The model is first given an initial query, and then tasked with producing a sequence of refined queries that gradually hone in on the most relevant information. The quality of the final query in the sequence is then used to provide feedback and update the model's parameters.

This training process encourages the model to explore the space of possible queries, rather than simply outputting a single fixed response. The authors show that this leads to better performance on a range of language understanding and retrieval tasks, compared to standard language models.

The [Solving Ability Amplification Strategy (SAAS)](https://aimodels.fyi/papers/arxiv/saas-solving-ability-amplification-strategy-enhanced-mathematical) paper explored a related idea of using iterative refinement to improve model performance. The SoS approach builds on these insights, applying them specifically to the domain of language search and retrieval.

## Critical Analysis

One key limitation of the SoS approach is that it relies on being able to provide high-quality feedback on the final query in the sequence. In real-world applications, obtaining such detailed feedback may be challenging.
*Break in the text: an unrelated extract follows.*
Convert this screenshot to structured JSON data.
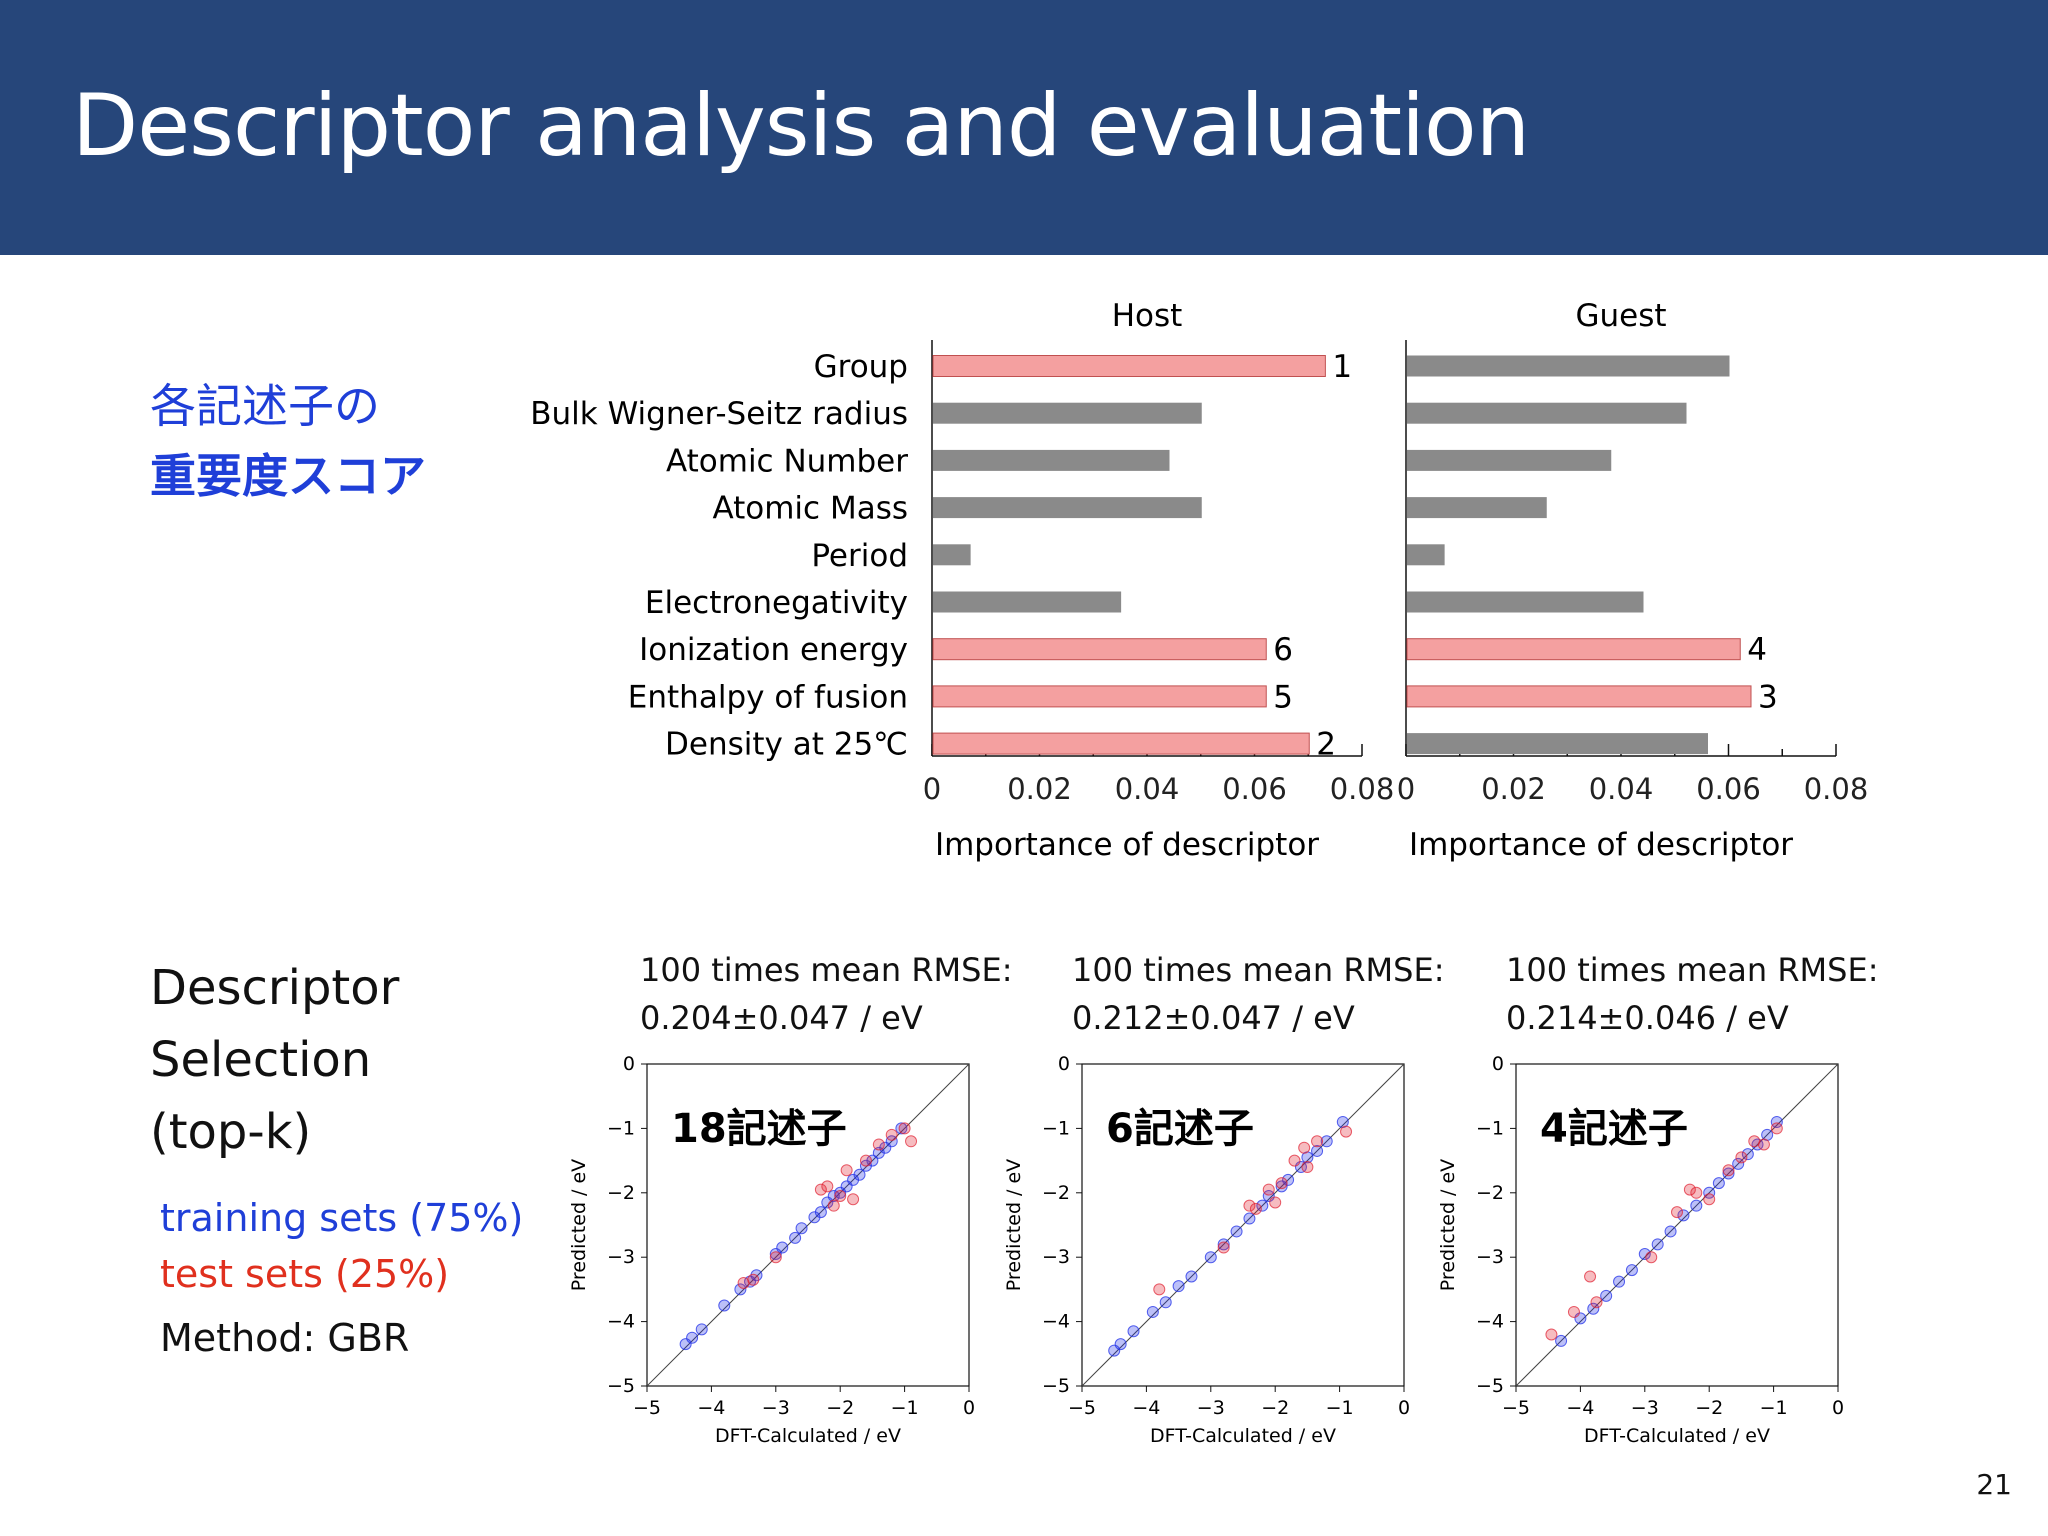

The paper also does not address how the SoS approach would scale to more complex, open-ended search tasks. The experiments focus on relatively constrained, factual retrieval scenarios. Applying the technique to more ambiguous, exploratory search tasks may require further innovations.

Additionally, the computational overhead of generating and evaluating multiple search queries may limit the practical deployment of SoS in some settings. The tradeoffs between search quality and efficiency would need to be carefully considered.

Overall, the SoS approach represents an interesting step towards improving the search capabilities of language models. However, further research is needed to fully understand its strengths, weaknesses, and potential real-world applications. Readers are encouraged to [Do Sentence Transformers Learn Quasi-Geospatial Concepts?](https://aimodels.fyi/papers/arxiv/do-sentence-transformers-learn-quasi-geospatial-concepts) and form their own conclusions about the merits of this work.

## Conclusion

The "Stream of Search" (SoS) approach introduced in this paper offers a novel way for language models to learn how to search effectively within their own language space. By training the model to generate a sequence of refined search queries, rather than a single output, the authors demonstrate improvements in language understanding and retrieval tasks.

This work represents an interesting step towards more sophisticated language-based AI systems that can actively explore and navigate information, similar to how humans search the internet. While the current implementation has some limitations, the core ideas behind SoS could have important implications for the development of virtual assistants, chatbots, and other language-based applications.

As the field of language AI continues to evolve, techniques like SoS that enhance the search and exploration capabilities of models will likely become increasingly important. Readers are encouraged to stay up-to-date with the latest advancements in this rapidly advancing area of research.